Pendant ce temps, profitons-en pour programmer un motif. Commençons par choisir la division temporelle (1/8, 1/8T, 1/16, 1/16T, 1/32). En mode temps réel, on peut utiliser le métronome, puis entrer les notes à l’aide des pads inférieurs. Elles seront enregistrées sur deux niveaux en fonction de la vélocité de frappe appliquée (normal/accent) et quantifiées suivant la division temporelle prévue ; plus tard, on pourra les décaler de plus ou moins 50 %, sympa. Alors que l’enregistrement continue, on peut ajouter des roulements automatiques, remplacer des notes (par écrasement), supprimer des pas… en mode pas à pas, on peut entrer/supprimer/accentuer des pas à l’aide des 16 touches lumineuses de pas et 4 touches de sélection de section de motifs. Lorsqu’une touche est allumée en bleu, c’est qu’il y a quelqu’un dans le pas ; quand elle est rouge, c’est que ce quelqu’un a un accent. L’accentuation correspond à un renforcement de volume, mais on a l’impression que d’autres paramètres sont parfois aussi modifiés, comme l’attaque, le timbre ou le pitch. Comme nous l’avons dit, chaque pas peut être décalé dans le temps de plus ou moins 50 % de sa longueur, ce qui permet d’humaniser le timing.

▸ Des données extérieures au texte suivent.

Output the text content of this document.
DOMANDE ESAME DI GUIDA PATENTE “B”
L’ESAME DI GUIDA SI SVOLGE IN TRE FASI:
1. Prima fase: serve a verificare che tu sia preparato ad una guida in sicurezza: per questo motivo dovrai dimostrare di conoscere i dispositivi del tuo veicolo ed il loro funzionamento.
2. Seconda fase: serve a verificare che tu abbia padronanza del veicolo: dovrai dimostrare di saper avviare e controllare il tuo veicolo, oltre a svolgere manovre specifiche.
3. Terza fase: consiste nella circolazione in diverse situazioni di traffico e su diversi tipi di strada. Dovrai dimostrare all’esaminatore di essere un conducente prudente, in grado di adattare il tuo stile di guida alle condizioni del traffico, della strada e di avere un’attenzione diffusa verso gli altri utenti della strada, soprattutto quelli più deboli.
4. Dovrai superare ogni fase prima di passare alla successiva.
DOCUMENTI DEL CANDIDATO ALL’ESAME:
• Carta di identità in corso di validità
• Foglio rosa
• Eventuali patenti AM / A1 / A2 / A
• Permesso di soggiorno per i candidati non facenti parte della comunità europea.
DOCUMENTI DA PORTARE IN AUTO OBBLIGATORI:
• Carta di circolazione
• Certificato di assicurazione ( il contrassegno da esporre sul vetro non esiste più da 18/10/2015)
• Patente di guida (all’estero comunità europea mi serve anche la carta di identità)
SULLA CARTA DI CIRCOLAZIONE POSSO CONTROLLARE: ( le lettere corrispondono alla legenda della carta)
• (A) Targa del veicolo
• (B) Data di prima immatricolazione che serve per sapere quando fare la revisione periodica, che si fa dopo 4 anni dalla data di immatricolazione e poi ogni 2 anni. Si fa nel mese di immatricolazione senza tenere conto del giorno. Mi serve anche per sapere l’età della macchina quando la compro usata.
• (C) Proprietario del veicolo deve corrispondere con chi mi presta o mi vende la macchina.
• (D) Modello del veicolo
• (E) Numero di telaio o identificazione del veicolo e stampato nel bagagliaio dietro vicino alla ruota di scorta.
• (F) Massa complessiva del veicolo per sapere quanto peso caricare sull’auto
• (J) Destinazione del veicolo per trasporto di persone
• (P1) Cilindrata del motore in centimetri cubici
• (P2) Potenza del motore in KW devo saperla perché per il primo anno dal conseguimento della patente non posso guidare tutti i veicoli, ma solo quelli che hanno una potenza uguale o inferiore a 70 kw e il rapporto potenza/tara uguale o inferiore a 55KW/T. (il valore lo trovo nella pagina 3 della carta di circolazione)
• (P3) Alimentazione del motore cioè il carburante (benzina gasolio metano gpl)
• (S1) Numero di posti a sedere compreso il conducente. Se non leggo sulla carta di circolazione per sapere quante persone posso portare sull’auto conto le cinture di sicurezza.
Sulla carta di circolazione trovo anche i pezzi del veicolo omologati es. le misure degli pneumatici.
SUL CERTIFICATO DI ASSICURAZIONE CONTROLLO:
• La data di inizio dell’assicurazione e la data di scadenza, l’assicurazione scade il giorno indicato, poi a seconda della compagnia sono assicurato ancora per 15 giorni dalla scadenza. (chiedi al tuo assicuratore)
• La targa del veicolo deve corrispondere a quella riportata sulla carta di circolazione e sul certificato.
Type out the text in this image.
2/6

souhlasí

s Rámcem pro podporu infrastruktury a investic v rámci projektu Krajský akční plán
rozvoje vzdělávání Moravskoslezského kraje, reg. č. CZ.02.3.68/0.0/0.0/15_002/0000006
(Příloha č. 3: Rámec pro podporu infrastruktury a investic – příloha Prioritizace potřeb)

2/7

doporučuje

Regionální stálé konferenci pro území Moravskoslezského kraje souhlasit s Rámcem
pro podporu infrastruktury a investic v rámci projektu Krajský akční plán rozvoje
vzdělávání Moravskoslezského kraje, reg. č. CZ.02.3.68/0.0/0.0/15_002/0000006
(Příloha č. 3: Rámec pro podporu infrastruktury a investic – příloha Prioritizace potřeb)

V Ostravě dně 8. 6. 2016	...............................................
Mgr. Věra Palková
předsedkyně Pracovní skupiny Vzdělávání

Les motifs peuvent ensuite être assemblés en morceaux. La mémoire interne renferme 16 morceaux de 16 motifs. Chaque motif est chaîné à son propre tempo (sauf si le tempo global est activé) et avec ses paramètres Swing et Random. On ne peut entrer qu’un motif par pas (pas de répétition au sein d’un même pas), donc si on veut enchaîner plusieurs fois un même motif, on consomme plusieurs pas (à concurrence de 16). À la fin de la lecture d’un morceau, celui-ci est mis en boucle tant qu’on n’interrompt pas la lecture. Un morceau est donc un super motif, pas de quoi couvrir un titre de A à Z sans reboucler (par exemple, un morceau de 16 motifs de 64 pas à 120 BPM dure 2’08’’), ou structurer un concert complet en playback… un peu juste ! Toutes ces manipulations se font sans interruption du workflow, un vrai point fort de la DrumBrute. La machine possède toutes les fonctions de copie/collage/effacement dans tous les modes.
Conclusion
La DrumBrute embarque une belle panoplie de percussions analogiques facilement modifiables et un séquenceur pour le moins original, avec les fonctions Swing et Random, le répétiteur de pas et la polymétrie. Son ergonomie bien pensée et ses commandes directes la destinent tout particulièrement au live, où elle peut se synchroniser avec pratiquement tout ce qui bouge… Sa bonne qualité de construction, ses sorties individuelles et sa gestion externe des mémoires de séquences font également partie de ses atouts. On peut toutefois lui reprocher l’absence de mémoires pour les sons, l’impossibilité d’automatiser leurs réglages, les enchaînements de motifs trop courts, la sortie mix monophonique et certaines percussions un peu fades, tout cela nécessitant une table de mixage et des traitements externes. Quoi qu’il en soit, avec un prix très bien positionné, la DrumBrute offre au plus grand nombre de musiciens et DJ l’accès à une BAR analogique pleine de très bonnes surprises.